Citation: Kostrikis LG, Hezka J, Stylianou DC, Kostaki E, Andreou M, Kousiappa I, et al. (2018) HIV-1 transmission networks across Cyprus (2010-2012). PLoS ONE 13(4): e0195660. https://doi.org/10.1371/journal.pone.0195660

Editor: Zhefeng Meng, Fudan University, CHINA

Received: November 17, 2017; Accepted: March 27, 2018; Published: April 23, 2018

Copyright: © 2018 Kostrikis et al. This is an open access article distributed under the terms of the Creative Commons Attribution License, which permits unrestricted use, distribution, and reproduction in any medium, provided the original author and source are credited.

Data Availability: HIV-1 pol sequences obtained and analyzed in this study were deposited in the Los Alamos HIV Sequence Database with the GeneBank accession numbers KJ635931 – KJ636030 which are publicly available through the Los Alamos HIV Sequence Database. Due to ethical restrictions concerning participant privacy, clinical and epidemiological information for the study subjects are available upon request. Requests may be sent to the corresponding author.
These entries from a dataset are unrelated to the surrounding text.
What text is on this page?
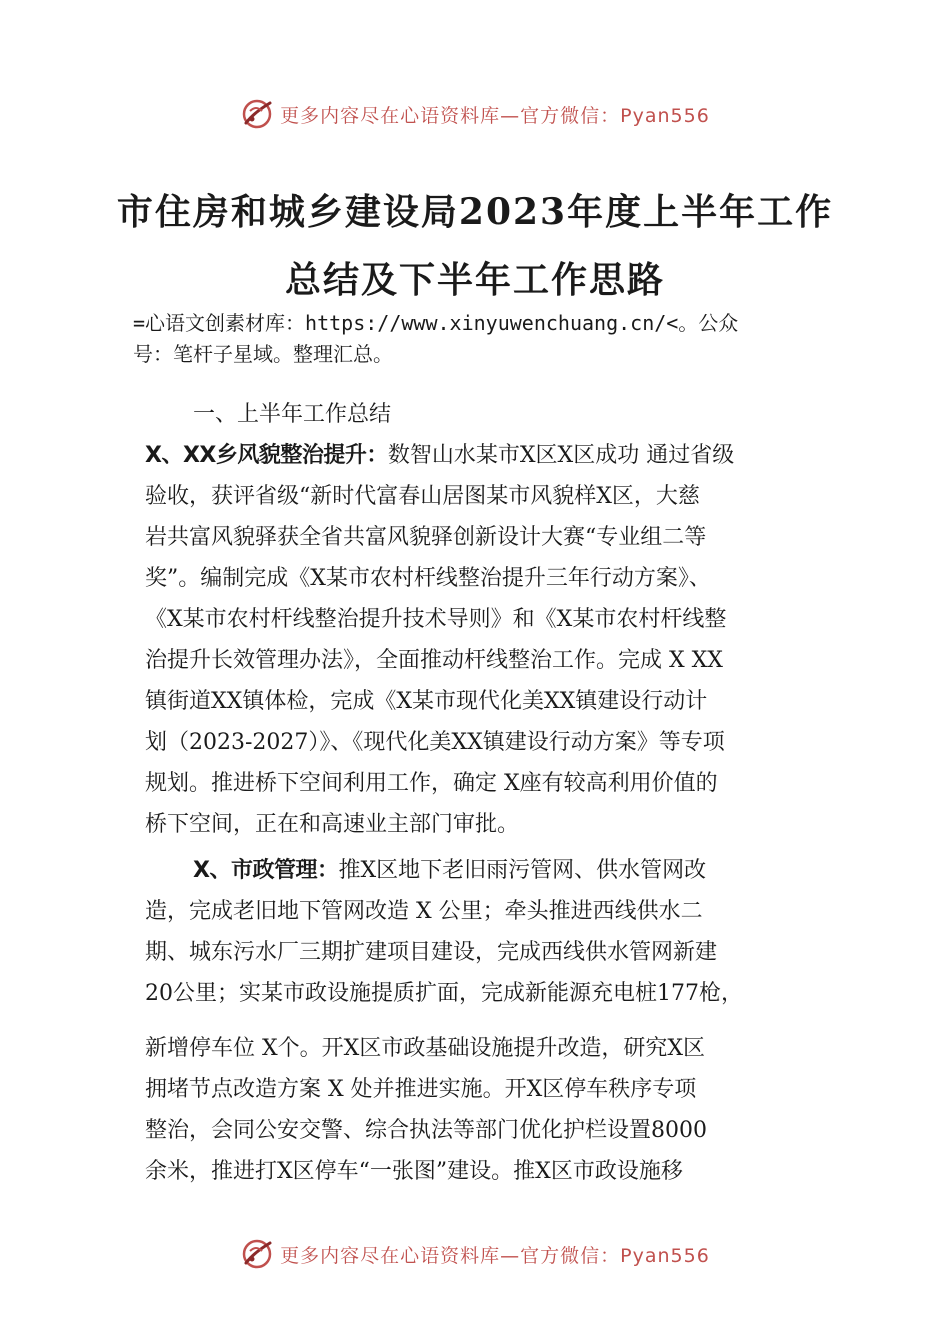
更多内容尽在心语资料库—官方微信：Pyan556
市住房和城乡建设局2023年度上半年工作
总结及下半年工作思路
=心语文创素材库：https://www.xinyuwenchuang.cn/<。公众
号：笔杆子星域。整理汇总。
一、上半年工作总结
X、XX乡风貌整治提升：数智山水某市X区X区成功 通过省级
验收，获评省级“新时代富春山居图某市风貌样X区，大慈
岩共富风貌驿获全省共富风貌驿创新设计大赛“专业组二等
奖”。编制完成《X某市农村杆线整治提升三年行动方案》、
《X某市农村杆线整治提升技术导则》和《X某市农村杆线整
治提升长效管理办法》，全面推动杆线整治工作。完成 X XX
镇街道XX镇体检，完成《X某市现代化美XX镇建设行动计
划（2023-2027）》、《现代化美XX镇建设行动方案》等专项
规划。推进桥下空间利用工作，确定 X座有较高利用价值的
桥下空间，正在和高速业主部门审批。
X、市政管理：推X区地下老旧雨污管网、供水管网改
造，完成老旧地下管网改造 X 公里；牵头推进西线供水二
期、城东污水厂三期扩建项目建设，完成西线供水管网新建
20公里；实某市政设施提质扩面，完成新能源充电桩177枪，
新增停车位 X个。开X区市政基础设施提升改造，研究X区
拥堵节点改造方案 X 处并推进实施。开X区停车秩序专项
整治，会同公安交警、综合执法等部门优化护栏设置8000
余米，推进打X区停车“一张图”建设。推X区市政设施移
更多内容尽在心语资料库—官方微信：Pyan556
Funding: The authors received no specific funding for this work.

Competing interests: The authors have declared that no competing interests exist.

Introduction

In the last twenty years, combined antiretroviral drug therapy (cART), has been developed to specifically target HIV-1 with outstanding success, resulting in a dramatic decrease in mortality among HIV-1-infected individuals. However, the genetic variability of HIV-1 constitutes the most striking challenge in effectively treating HIV-1 infection. Specifically, the accumulation of drug resistant mutations during suboptimal therapy severely affects the clinical benefits of cART, leading to impaired therapy outcome [1–3] and the transmission of drug-resistant HIV-1 strains to newly-infected individuals in European countries [4–8], recently reported at just below 9% among newly-diagnosed individuals from 26 European countries between 2008 and 2009 [5]. Furthermore, according to the most recent molecular epidemiology study of HIV-1 infection in Europe, the most prevalent Group-M subtypes and inter-subtype circulating recombinant forms (CRFs) were subtype B (66.1%), followed by sub-subtype A1 (6.9%), subtype C (6.8%) and CRF02_AG (4.7%) with significant variances in subtype distribution among European countries, immigrant populations and patient risk-groups [9].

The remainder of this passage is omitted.